Extremal transmission and beating effect of acoustic wave in two-dimensional sonic crystal
Xiangdong Zhang, Zhengyou Liu

TL;DR
This paper demonstrates the first experimental observation of extremal acoustic wave transmission near the Dirac point in 2D sonic crystals, revealing unusual beating effects analogous to relativistic electron Zitterbewegung.
Contribution
It provides the first experimental demonstration of extremal transmission and beating effects of acoustic waves in 2D sonic crystals near the Dirac point.
Findings
Extremal transmission inversely proportional to sample thickness.
Observation of unusual beating effects in acoustic pulse transport.

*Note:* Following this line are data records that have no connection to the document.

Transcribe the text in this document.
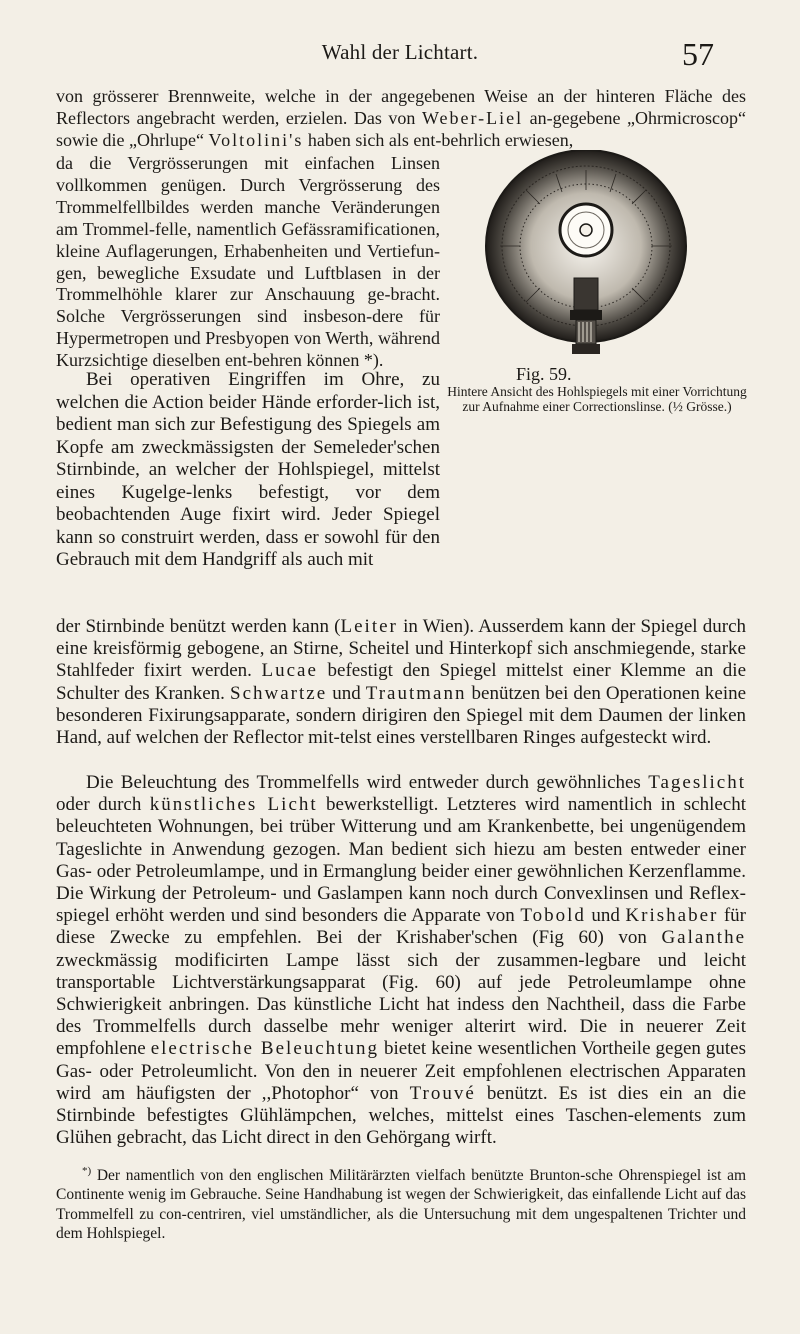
Wahl der Lichtart.	57

von grösserer Brennweite, welche in der angegebenen Weise an der hinteren Fläche des Reflectors angebracht werden, erzielen. Das von Weber-Liel an-gegebene „Ohrmicroscop“ sowie die „Ohrlupe“ Voltolini's haben sich als ent-behrlich erwiesen,

da die Vergrösserungen mit einfachen Linsen vollkommen genügen. Durch Vergrösserung des Trommelfellbildes werden manche Veränderungen am Trommel-felle, namentlich Gefässramificationen, kleine Auflagerungen, Erhabenheiten und Vertiefun-gen, bewegliche Exsudate und Luftblasen in der Trommelhöhle klarer zur Anschauung ge-bracht. Solche Vergrösserungen sind insbeson-dere für Hypermetropen und Presbyopen von Werth, während Kurzsichtige dieselben ent-behren können *).

Bei operativen Eingriffen im Ohre, zu welchen die Action beider Hände erforder-lich ist, bedient man sich zur Befestigung des Spiegels am Kopfe am zweckmässigsten der Semeleder'schen Stirnbinde, an welcher der Hohlspiegel, mittelst eines Kugelge-lenks befestigt, vor dem beobachtenden Auge fixirt wird. Jeder Spiegel kann so construirt werden, dass er sowohl für den Gebrauch mit dem Handgriff als auch mit

der Stirnbinde benützt werden kann (Leiter in Wien). Ausserdem kann der Spiegel durch eine kreisförmig gebogene, an Stirne, Scheitel und Hinterkopf sich anschmiegende, starke Stahlfeder fixirt werden. Lucae befestigt den Spiegel mittelst einer Klemme an die Schulter des Kranken. Schwartze und Trautmann benützen bei den Operationen keine besonderen Fixirungsapparate, sondern dirigiren den Spiegel mit dem Daumen der linken Hand, auf welchen der Reflector mit-telst eines verstellbaren Ringes aufgesteckt wird.

Die Beleuchtung des Trommelfells wird entweder durch gewöhnliches Tageslicht oder durch künstliches Licht bewerkstelligt. Letzteres wird namentlich in schlecht beleuchteten Wohnungen, bei trüber Witterung und am Krankenbette, bei ungenügendem Tageslichte in Anwendung gezogen. Man bedient sich hiezu am besten entweder einer Gas- oder Petroleumlampe, und in Ermanglung beider einer gewöhnlichen Kerzenflamme. Die Wirkung der Petroleum- und Gaslampen kann noch durch Convexlinsen und Reflex-spiegel erhöht werden und sind besonders die Apparate von Tobold und Krishaber für diese Zwecke zu empfehlen. Bei der Krishaber'schen (Fig 60) von Galanthe zweckmässig modificirten Lampe lässt sich der zusammen-legbare und leicht transportable Lichtverstärkungsapparat (Fig. 60) auf jede Petroleumlampe ohne Schwierigkeit anbringen. Das künstliche Licht hat indess den Nachtheil, dass die Farbe des Trommelfells durch dasselbe mehr weniger alterirt wird. Die in neuerer Zeit empfohlene electrische Beleuchtung bietet keine wesentlichen Vortheile gegen gutes Gas- oder Petroleumlicht. Von den in neuerer Zeit empfohlenen electrischen Apparaten wird am häufigsten der ,,Photophor“ von Trouvé benützt. Es ist dies ein an die Stirnbinde befestigtes Glühlämpchen, welches, mittelst eines Taschen-elements zum Glühen gebracht, das Licht direct in den Gehörgang wirft.

Fig. 59.
Hintere Ansicht des Hohlspiegels mit einer Vorrichtung zur Aufnahme einer Correctionslinse. (½ Grösse.)

*) Der namentlich von den englischen Militärärzten vielfach benützte Brunton-sche Ohrenspiegel ist am Continente wenig im Gebrauche. Seine Handhabung ist wegen der Schwierigkeit, das einfallende Licht auf das Trommelfell zu con-centriren, viel umständlicher, als die Untersuchung mit dem ungespaltenen Trichter und dem Hohlspiegel.
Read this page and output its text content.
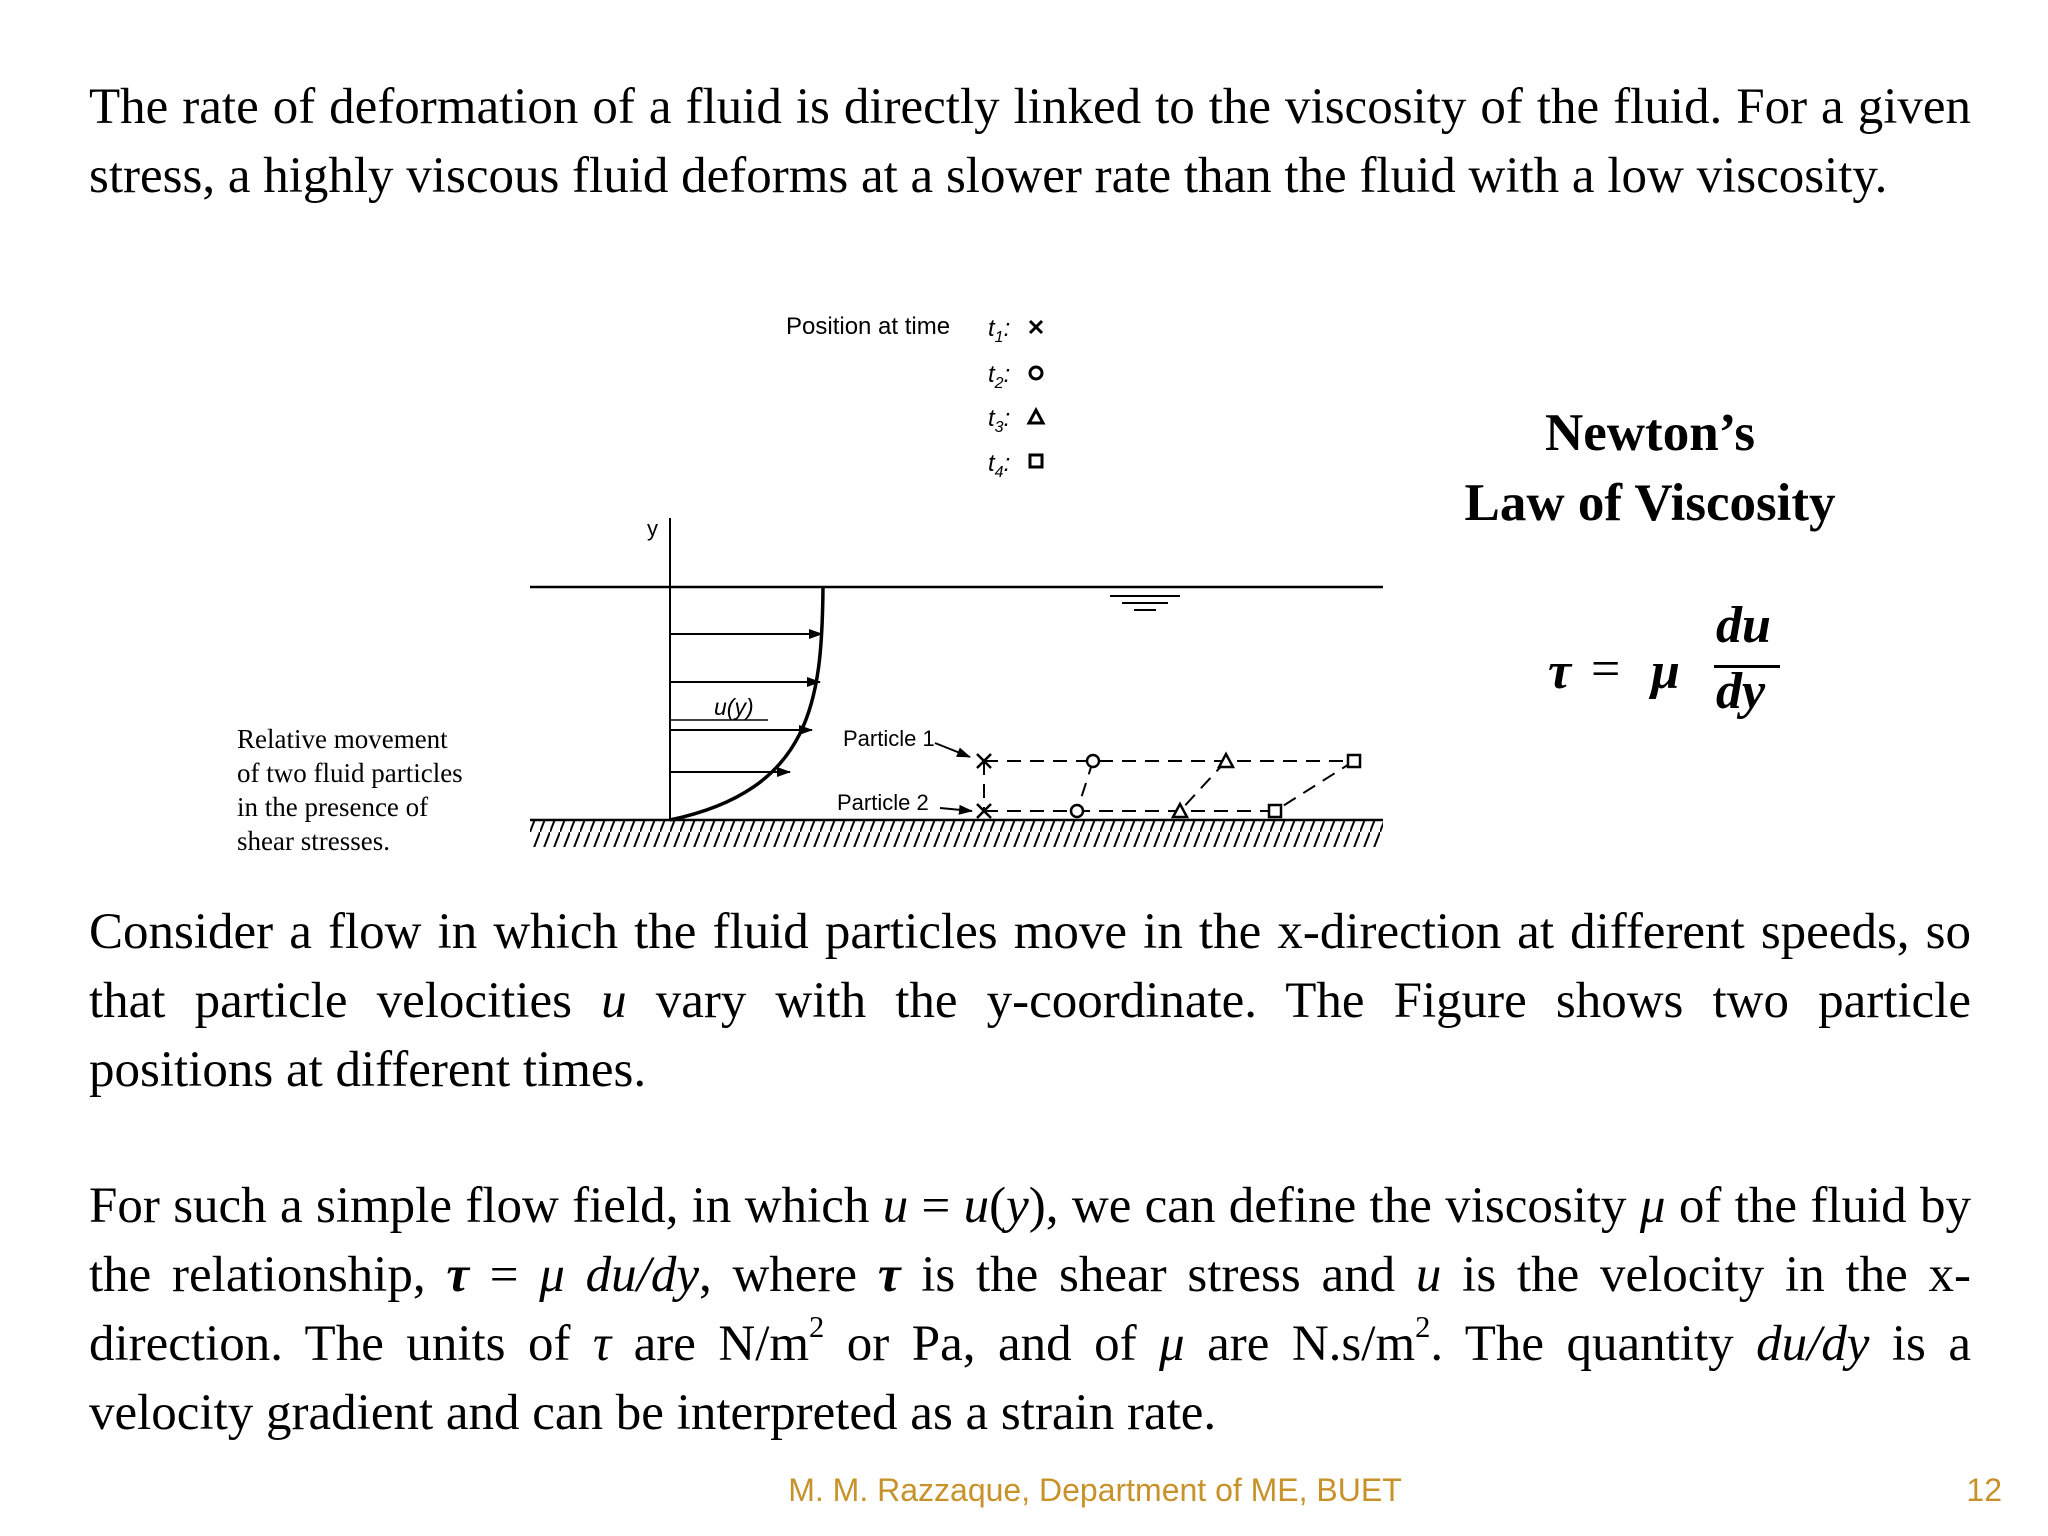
The rate of deformation of a fluid is directly linked to the viscosity of the fluid. For a given stress, a highly viscous fluid deforms at a slower rate than the fluid with a low viscosity.
Position at time $t_1$:
$t_2$:
$t_3$:
$t_4$:
y
u(y)
Particle 1
Particle 2
Relative movement
of two fluid particles
in the presence of
shear stresses.
Newton’s
Law of Viscosity
τ = μ
du
dy
Consider a flow in which the fluid particles move in the x-direction at different speeds, so that particle velocities u vary with the y-coordinate. The Figure shows two particle positions at different times.
For such a simple flow field, in which u = u(y), we can define the viscosity μ of the fluid by the relationship, τ = μ du/dy, where τ is the shear stress and u is the velocity in the x-direction. The units of τ are $N/m^2$ or Pa, and of μ are $N.s/m^2$. The quantity du/dy is a velocity gradient and can be interpreted as a strain rate.
M. M. Razzaque, Department of ME, BUET	12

Analysis of the physical origin of the beating phenomena.
Abstract
The extremal transmission of acoustic wave near the Dirac point in two-dimensional (2D) sonic crystal (SC), being inversely proportional to the thickness of sample, has been demonstrated experimentally for the first time. Some unusual beating effects have been observed experimentally when the acoustic pulse transport through the 2D SC slabs. Such phenomena are completely different from the oscillations of the wave in a slab or cavity originating from the interface reflection or Fabry-Perot effect. They can be regarded as acoustic analogue to Zitterbewegung of relativistic electron. The physical origination for the phenomenon has been analyzed.